Раздалось ржание.
– Копытами промеж глаз как заедет, и на чин не посмотрит!
– Во! И с ними бы считались! А так, тьфу, не люди это, скот – да не лошади, а сплошь бараны да коровы, и обходятся с ими по их чину, то есть что ни на есть по-скотски.
– Ну да, ну да.
– Вот, к примеру. Я его лупсую, он на голову выше меня, оглоблю через колено не поморщась сломает. У его руки свободные, у его ноги не связаны. Сидит сиднем! Я перед ним так, шпендик. Ткнет кулаком в полсилы, и нет меня, соскребай со стены. А и этот молчит, и даже рожу свою защитить от моего кулака боится – как бы, значит, меня таким неуважением не обидеть. Только зенки сощурит и скулит.
– Запуган народ.
– Многие даже кричать громко стесняются.
– Ну, я б ни сказал.
– Ты про этого? Так он давно уже и совесть, и все остатнее человеческое растерял. Мешок с дерьмом. А кричит? Это он боль из тела наружу отпускает. Куда ее столь в себе копить?
– Ну-к, тебе виднее.
– Вот ты тут ужо который год робишь?
– Дык, пятый пошел.
– Сколь среди их на твоёй памяти в петлю лезут? – задал подленький вопрос.
– Да уж со счету сбились. Один вон своими собственными зубьями себе вену на руке перегрыз.
– Для ча, я тебя спрашиваю?
– Страшно, небось.
– Во! Не вынес пыток. Энтот вену себе разорвал, того боль в петлю толкнула. А чего ж, коль помирать собрался, за мучения свои, за унижения с меня не спросил, а? Тебя ж, звереныша, совсем в угол загнали, всякого разумного смысла жизнь твою лишили. Так воздай богу богово! Укуси не себя, – меня! зубьями в мою глотку сперва вцепись, а потом уж и руку свою грызи.
– Смотри, накарчешь!
– Нет! Он безропотно себя своей жизни лишит. Да еще и записку нацарапает, мол, извиняйте его, люди добрые, не виноватый ни в чем, и так далее.
– Дела-а…
– Наливай.
Буль-буль-буль…
– Смотри-ка, время-то!
– О-го!
– Давай, с Рожеством ужо, что ли.
– Како тако Рожество? – взвился Пахом. – Ишшо две недели до его!
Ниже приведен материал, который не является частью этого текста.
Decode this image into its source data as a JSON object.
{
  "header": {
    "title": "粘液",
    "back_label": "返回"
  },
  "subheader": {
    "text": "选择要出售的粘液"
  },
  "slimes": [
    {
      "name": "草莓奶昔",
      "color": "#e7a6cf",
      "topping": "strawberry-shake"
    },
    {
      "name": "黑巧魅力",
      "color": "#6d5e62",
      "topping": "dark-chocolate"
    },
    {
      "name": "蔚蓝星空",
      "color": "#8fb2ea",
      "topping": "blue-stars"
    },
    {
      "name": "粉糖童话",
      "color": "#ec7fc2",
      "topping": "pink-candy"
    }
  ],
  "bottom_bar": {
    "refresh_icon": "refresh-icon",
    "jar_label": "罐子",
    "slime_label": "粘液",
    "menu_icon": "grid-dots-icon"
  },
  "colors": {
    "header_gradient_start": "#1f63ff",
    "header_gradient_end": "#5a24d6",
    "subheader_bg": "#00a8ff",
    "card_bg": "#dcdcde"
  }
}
– Это по твоему календарю две недели, – буркнул Ургеничус. – А у нас теперь вот, господи Иисусе.
– И тебя туда же.
– Ух.
– Уххх.
– Пресвятая Богородица…
6
Я отодвинул толстый рукав пальто.
– Надо же! И впрямь заполночь перевалило.
Праздник у людей!
Мы в такой день обычно зажигали свечку на столе и при ее колыханиях и помаргиваниях закусывали – настроение себе создавали. А потом долго-долго говорили, говорили, пока от слипания глаз по одному от стола не отваливались.
– Там, эта, в седьмой камере купчиха у тебя, – уже другим, помутневшим голосом, пролилось в коридор от Ургеничуса.
– Ну?
– Чё ну? Это… Ты ее сокамерницу, ну… эту.
– Старуху-гадалку?
– Ну ить, переведи куда на часок-другой.